Folkwang Museum

Punktum. Poster Design by Uwe Loesch

17 Apr - 13 Jun 2010

With Punktum., a large format poster, Uwe Loesch gained an international reputation at the beginning of the 80s. Punktum. received the Grand Prix from the International Poster Biennale in Lahti and was then put on show for a number of years in the Museum of Modern Art in New York, together with other of his works. Punktum., taken literally, makes a mark! Loesch, dedicated to minimalism, was a trend-setter. He anticipated many of a future computer generation’s forms of expression. He sees his work as an “attack on the rectangular surface in the mind of the viewer”. Using the simplest graphic and typographic means, he demonstratively stages or denies the interrelation between image and language. He was pioneering in his use of blurring and discovered the “principle of optical illusion”. Loesch work was always reflexive of the media and called into questions posters in their traditional form. He invented the “book poster”, a large format cut and bound in a book format, the “floor poster” to be walked on, the “window-poster”, printed on both sides. He transformed posters into a guillotine, an instigation, a carpet, an interactive wailing wall.

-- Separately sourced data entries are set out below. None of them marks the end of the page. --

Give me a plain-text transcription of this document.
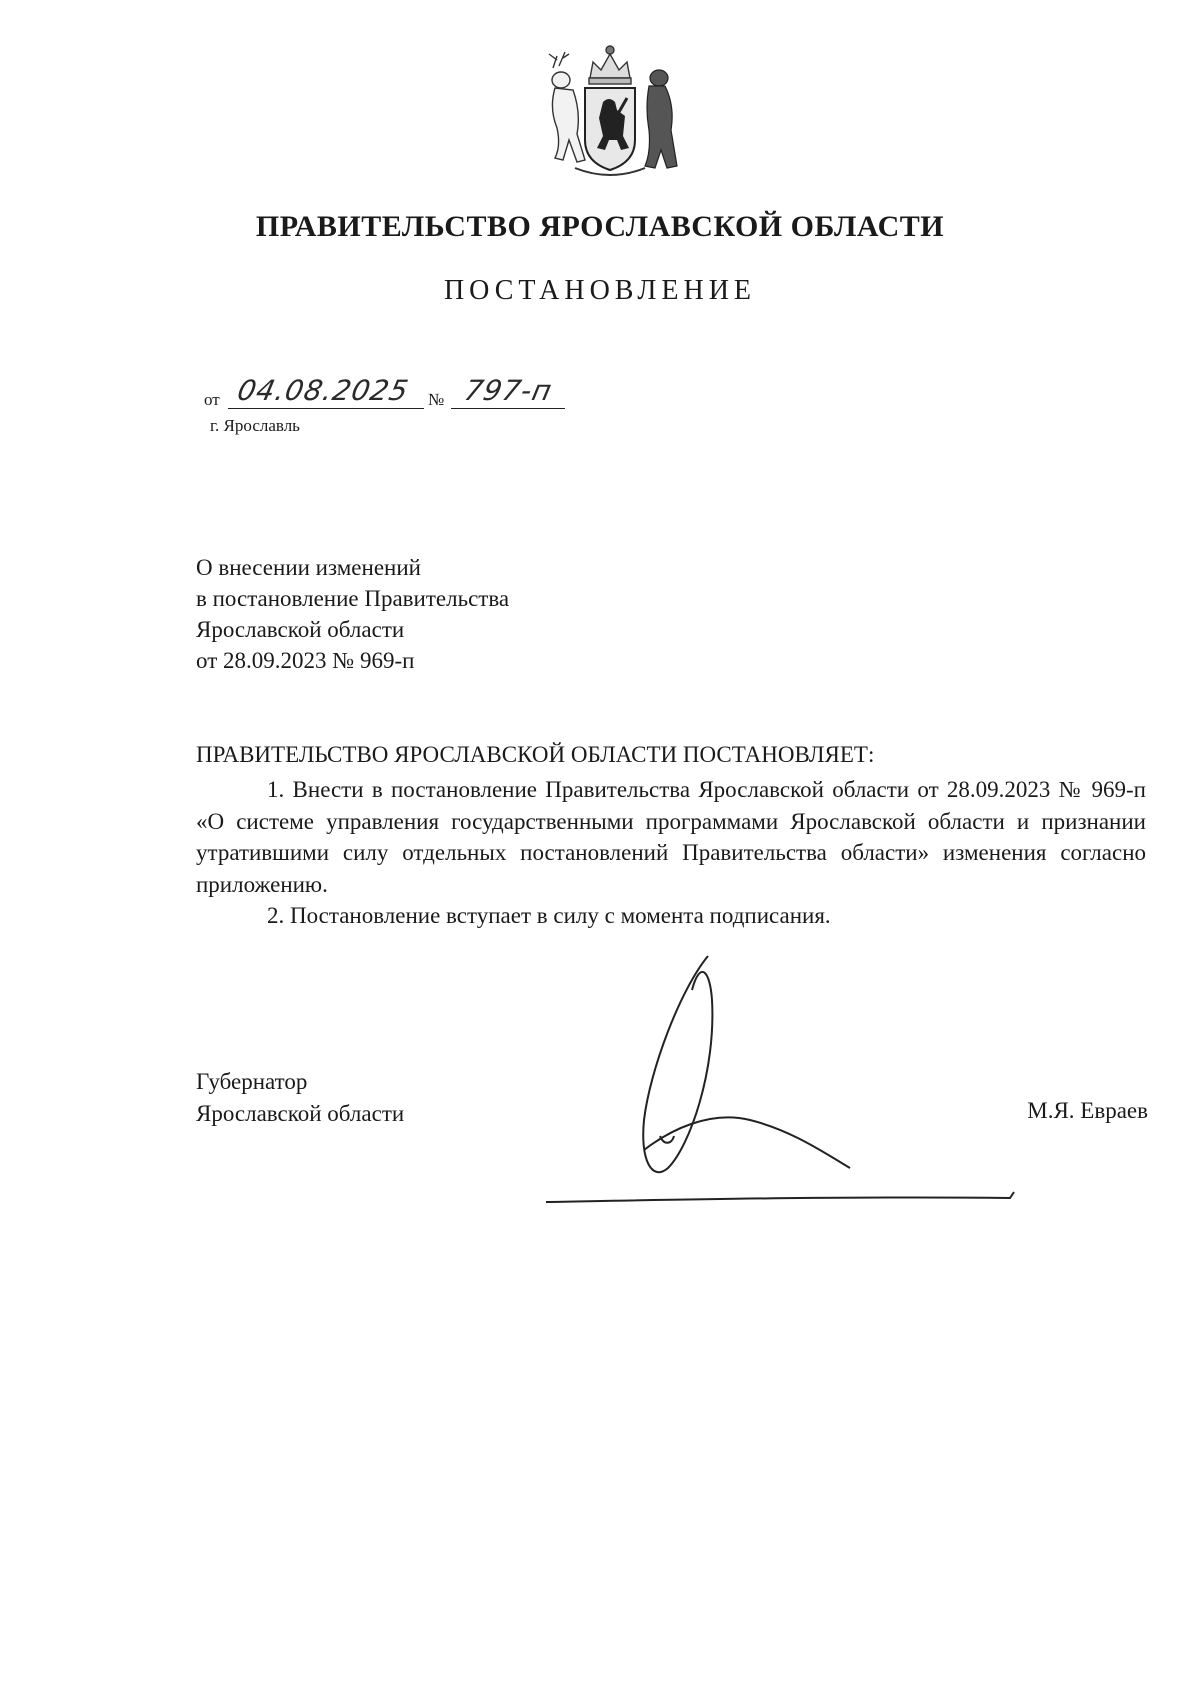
ПРАВИТЕЛЬСТВО ЯРОСЛАВСКОЙ ОБЛАСТИ
ПОСТАНОВЛЕНИЕ
от 04.08.2025 № 797-п
г. Ярославль
О внесении изменений
в постановление Правительства
Ярославской области
от 28.09.2023 № 969-п
ПРАВИТЕЛЬСТВО ЯРОСЛАВСКОЙ ОБЛАСТИ ПОСТАНОВЛЯЕТ:

1. Внести в постановление Правительства Ярославской области от 28.09.2023 № 969-п «О системе управления государственными программами Ярославской области и признании утратившими силу отдельных постановлений Правительства области» изменения согласно приложению.

2. Постановление вступает в силу с момента подписания.

Губернатор
Ярославской области	М.Я. Евраев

The majority of his posters are part of large campaigns for public institutions, ministries, trade fairs and exhibitions by well-known museums and companies. Furthermore, he published “sign of the time posters” which he described as political interference.

The exhibition “Punktum. Poster Design by Uwe Loesch” shows a number of large format posters for the first time as well. It reviews of 40 years of poster design. Uwe Loesch’s first poster to be put up in public comes from 1968. Loesch did not develop a formal style in the narrow sense of the term, rather a design principle that focussed on communication. In doing so he took up trendy design neuroses, ridiculed typographical trends and cited with ironic distance the Zeitgeist in art and commerce. To this respect, the exhibition offers a fascinating overview of the development of graphic and typographic design in the second half of the 20th century and the first decade of the new millennium.

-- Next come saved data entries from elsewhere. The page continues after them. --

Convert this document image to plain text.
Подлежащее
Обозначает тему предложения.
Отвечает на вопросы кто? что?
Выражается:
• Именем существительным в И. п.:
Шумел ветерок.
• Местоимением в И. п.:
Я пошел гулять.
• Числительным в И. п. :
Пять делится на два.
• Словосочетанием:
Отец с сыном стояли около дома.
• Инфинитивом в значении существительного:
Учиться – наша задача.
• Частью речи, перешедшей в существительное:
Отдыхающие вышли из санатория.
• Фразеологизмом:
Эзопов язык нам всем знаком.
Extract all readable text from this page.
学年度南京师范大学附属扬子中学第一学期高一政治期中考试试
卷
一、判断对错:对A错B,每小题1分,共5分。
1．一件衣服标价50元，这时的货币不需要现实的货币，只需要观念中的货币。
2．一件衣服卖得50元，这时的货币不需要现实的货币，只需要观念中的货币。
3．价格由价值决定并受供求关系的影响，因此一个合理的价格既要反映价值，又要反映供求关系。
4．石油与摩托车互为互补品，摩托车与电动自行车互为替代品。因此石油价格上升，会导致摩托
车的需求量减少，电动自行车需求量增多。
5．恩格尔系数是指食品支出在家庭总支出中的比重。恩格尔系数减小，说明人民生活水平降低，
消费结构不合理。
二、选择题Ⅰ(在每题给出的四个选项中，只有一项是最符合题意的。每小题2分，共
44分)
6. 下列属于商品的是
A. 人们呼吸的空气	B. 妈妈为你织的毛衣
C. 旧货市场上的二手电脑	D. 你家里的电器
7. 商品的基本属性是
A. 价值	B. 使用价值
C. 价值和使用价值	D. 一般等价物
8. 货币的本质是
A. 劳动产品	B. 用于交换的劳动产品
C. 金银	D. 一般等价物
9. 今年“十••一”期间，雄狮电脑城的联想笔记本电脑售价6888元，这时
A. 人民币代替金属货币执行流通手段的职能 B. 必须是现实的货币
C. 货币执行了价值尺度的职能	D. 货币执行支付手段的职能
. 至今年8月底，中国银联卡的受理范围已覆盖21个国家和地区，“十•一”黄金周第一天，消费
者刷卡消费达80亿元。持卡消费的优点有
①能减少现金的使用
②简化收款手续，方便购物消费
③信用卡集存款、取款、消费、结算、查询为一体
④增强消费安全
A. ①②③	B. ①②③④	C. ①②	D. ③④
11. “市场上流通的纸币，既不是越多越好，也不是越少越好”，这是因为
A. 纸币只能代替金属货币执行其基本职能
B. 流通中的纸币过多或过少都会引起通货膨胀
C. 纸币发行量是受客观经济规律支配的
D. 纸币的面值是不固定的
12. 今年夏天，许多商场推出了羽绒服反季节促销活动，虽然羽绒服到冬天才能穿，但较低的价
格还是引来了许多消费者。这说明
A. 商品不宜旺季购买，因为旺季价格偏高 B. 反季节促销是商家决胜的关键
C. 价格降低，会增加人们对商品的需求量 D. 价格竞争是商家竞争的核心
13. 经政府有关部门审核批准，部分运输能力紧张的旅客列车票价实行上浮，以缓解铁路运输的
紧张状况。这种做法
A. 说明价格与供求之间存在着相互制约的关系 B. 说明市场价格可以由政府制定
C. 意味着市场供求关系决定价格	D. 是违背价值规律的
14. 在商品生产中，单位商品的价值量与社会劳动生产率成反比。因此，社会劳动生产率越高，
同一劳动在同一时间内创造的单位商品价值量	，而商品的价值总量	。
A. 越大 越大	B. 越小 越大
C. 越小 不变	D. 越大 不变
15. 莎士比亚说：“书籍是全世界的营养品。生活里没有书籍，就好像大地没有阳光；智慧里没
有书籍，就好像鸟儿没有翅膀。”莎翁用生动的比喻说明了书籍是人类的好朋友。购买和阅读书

The result of this multifaceted work was honored with numerous first prizes and medals from the International Poster Biennales as well as the annual competitions of the Art Directors Club (ADC) and the Type Directors Club (TDC) of New York. In 1995 his poster “Little Boy”, 50 years after the destruction of Hiroshema, was awarded the Grand Prix of the international competition Deutzche Preis für Kommunikationsdesign (reddot award), in 2001 he again won the Grand Prix in Lahti for his large format poster www.scheisse.de (protesting Neo-Nazi propaganda in the Internet), and in 2006 the first prize from the “Five Star Designers’ Banquet” International Invitational Poster Biennial, Osaka for the best poster of the new millennium as well as the gold medal from the International Poster Biennale in Warsaw for the poster “Die Gegenwart der DInge” for the Ruhrlandmuseum in Essen and most recently in 2008, for the second time, the first prize of the International Invitational Poster Exhibition in Fort Collins, USA for the last days poster “Requiem”. In 2008 he was also awarded the renowned Gutenburgpreis from the City of Leipzig for his “pioneering work of using, vividly and interpretively, fonts both in book and in poster typography”.

In over 30 solo exhibitions, his posters have been on show worldwide: in the Museu de Artes Brasileira, São Paulo, in the Israel Museum, Jerusalem, in the Galerie Anatome, Paris, in the ggg Ginza Graphic Gallery, Tokyo and not least the China Academy of Fine Arts, Hangzhou, China among others.

Uwe Loesch has been president of the Germans members of the AGI Alliance Graphique Internationale since 2002. He is a co-opted member of the TDC, N.Y., the ADC for Germany and the Deutschen Fotografischen Akademie, Leinfelden.

Uwe Loesch, was born in Dresden in 1943, grew up in Leipzig and has lives in Düsseldorf since 1958. From 1964 to 1968 he studied graphic design at the Peter-Behrens-Werkkunstschule. In 1985 he became professor of global media design at the Fochhochschule Düsseldorf. In 1990 he was named professor at the Bergische Universität Wuppertal for communications design, succeeding Willy Fleckhaus, where he worked until the Spring of 2008.

Appearing with the exhibition is a catalogue with a list of works in Edition Folkwang:Steidl, 132 pages, 24 Euro in the Museum.